The old 64 would sit, it’s tires deflating, its brakes rusting solid to its drums in our garage, until Jake, dreaming soldiers dreams in Iraq, would request that the generous heart and talented hands of his uncle restore it to drivability for Jake’s return home. Strange enough, Neil had it readied, a new suspension, new upholstery so much like it looked when my Dad bought it, a shifter in the floor where the three in the tree once goverened, when the 64 came home to Houston, ready for Jake, the week he left for Colorado. It was in God’s plan that Jake never drove that truck.
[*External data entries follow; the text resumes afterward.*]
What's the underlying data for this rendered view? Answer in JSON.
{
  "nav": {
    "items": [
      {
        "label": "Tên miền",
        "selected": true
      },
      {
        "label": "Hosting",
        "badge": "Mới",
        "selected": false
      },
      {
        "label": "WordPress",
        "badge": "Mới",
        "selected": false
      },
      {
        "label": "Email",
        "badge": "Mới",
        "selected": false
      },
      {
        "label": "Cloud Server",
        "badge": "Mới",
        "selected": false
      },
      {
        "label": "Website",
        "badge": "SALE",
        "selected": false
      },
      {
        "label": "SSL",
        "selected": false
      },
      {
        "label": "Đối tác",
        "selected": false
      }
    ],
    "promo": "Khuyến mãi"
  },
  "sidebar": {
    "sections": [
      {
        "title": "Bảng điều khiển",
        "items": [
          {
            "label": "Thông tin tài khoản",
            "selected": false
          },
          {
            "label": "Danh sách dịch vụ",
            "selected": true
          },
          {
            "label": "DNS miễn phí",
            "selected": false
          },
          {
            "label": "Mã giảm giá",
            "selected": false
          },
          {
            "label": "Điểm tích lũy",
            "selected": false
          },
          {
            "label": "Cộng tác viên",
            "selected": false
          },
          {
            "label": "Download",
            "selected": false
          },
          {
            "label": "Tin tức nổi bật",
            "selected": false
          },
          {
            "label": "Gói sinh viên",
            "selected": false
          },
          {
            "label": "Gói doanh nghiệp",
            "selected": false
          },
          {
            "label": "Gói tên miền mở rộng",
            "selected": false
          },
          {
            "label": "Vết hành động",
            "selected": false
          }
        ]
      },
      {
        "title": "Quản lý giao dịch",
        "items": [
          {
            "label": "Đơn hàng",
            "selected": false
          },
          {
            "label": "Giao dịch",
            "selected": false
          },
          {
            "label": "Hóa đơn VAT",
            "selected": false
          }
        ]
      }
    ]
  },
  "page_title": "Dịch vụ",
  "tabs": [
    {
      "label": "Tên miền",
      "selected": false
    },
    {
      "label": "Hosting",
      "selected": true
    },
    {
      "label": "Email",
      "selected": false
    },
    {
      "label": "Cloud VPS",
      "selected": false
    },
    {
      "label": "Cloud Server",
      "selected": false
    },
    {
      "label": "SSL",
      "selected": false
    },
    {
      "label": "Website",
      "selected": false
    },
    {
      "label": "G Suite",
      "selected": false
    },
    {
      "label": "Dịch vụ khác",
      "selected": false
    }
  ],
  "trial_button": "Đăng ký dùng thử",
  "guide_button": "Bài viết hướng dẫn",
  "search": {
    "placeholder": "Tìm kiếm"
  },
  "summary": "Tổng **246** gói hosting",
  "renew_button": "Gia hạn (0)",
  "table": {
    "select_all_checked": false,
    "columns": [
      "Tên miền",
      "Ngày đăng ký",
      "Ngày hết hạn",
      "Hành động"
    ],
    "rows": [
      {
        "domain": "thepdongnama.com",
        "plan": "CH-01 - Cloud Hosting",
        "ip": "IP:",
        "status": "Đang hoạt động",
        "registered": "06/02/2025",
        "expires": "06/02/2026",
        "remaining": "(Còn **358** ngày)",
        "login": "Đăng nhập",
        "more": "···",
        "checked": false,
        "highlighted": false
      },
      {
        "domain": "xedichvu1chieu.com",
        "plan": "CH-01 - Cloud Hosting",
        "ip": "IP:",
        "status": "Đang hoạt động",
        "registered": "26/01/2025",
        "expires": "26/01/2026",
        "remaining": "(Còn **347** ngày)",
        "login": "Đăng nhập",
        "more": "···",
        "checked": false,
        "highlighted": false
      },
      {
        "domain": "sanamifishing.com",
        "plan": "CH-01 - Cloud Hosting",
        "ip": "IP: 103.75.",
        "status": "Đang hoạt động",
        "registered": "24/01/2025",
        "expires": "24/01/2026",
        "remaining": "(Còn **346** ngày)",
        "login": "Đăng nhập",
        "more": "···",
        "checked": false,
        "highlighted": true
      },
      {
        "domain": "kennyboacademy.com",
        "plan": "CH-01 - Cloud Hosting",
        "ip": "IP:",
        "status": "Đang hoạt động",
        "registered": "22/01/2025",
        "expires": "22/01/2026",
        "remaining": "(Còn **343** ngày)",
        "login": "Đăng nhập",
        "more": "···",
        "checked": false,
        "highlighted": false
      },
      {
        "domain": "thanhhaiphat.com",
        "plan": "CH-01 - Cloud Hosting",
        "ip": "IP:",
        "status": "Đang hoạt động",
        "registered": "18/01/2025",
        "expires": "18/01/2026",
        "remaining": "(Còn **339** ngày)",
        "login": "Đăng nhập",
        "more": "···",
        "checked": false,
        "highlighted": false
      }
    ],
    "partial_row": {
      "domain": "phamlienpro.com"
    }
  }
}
I drove it a bit, during the last 4 years and it was me that manhandled it to the protection of our run in barn on that little piece of land God saw fit to let us tend. I never saw Jake drape his leg over the column, but I had seen him mirror Neil’s grace behind that oversized steering wheel. So difficult to turn and handle, both of their upper body strength similar, Neil and Jake knew how to position themselves at just the right angle that made turning and steering that ole 64 fun to watch. Not so much me. There was an ease and grace and confidence to their driving. I thought about that and smiled. I thought about all the memories held in this small red upholstered cab over 45 years. And it was then I remembered a Scientific American story that Dad had read and having read it, insisted I do so, the article published back when the truck was brand new. Dad and I had talked about it. A psychologist, a guy named Harlow, in the 50s and 60s, devised experiments to understand the results of monkeys deprived of a mother’s love or the society of friends. In non-psychiatric words like love and pits of despair, Harlow detailed the results of his experiments and the irrevocable changes that occurred in the infant monkeys. The article made an impression on Dad. His childhood, while not quite at the level of Harlow’s experiments, was nonetheless hard, moderately cruel, and largely devoid of love and rather than pass those things on, he chose to pass on something different.
“Mom, I think I will take the ‘64 to Killeen,” Josh told me last week. “Its cool out now and it will be fun to drive it.” I smiled to myself. “Call me when you get there.” When he reported there was a sense of excitement in his voice. “Mom”, he said, “ that ole truck is amazing. Once I got on the road, I kept it at about 60, my foot on the accelerator, it never missed a beat.”
My life, with its own raw moments and losses has and is largely about love. When it’s all said and done, I am the lucky one. In a culmination of events, over 45 years, eloquently represented by the lives of those who have placed their foot on the peddle of that old 64 Ford, I have loved and been loved and will love.
Do the same this Happy Monday. No matter where you are, where you have been, what has been, traffic, practice, and participate in what makes a difference; love.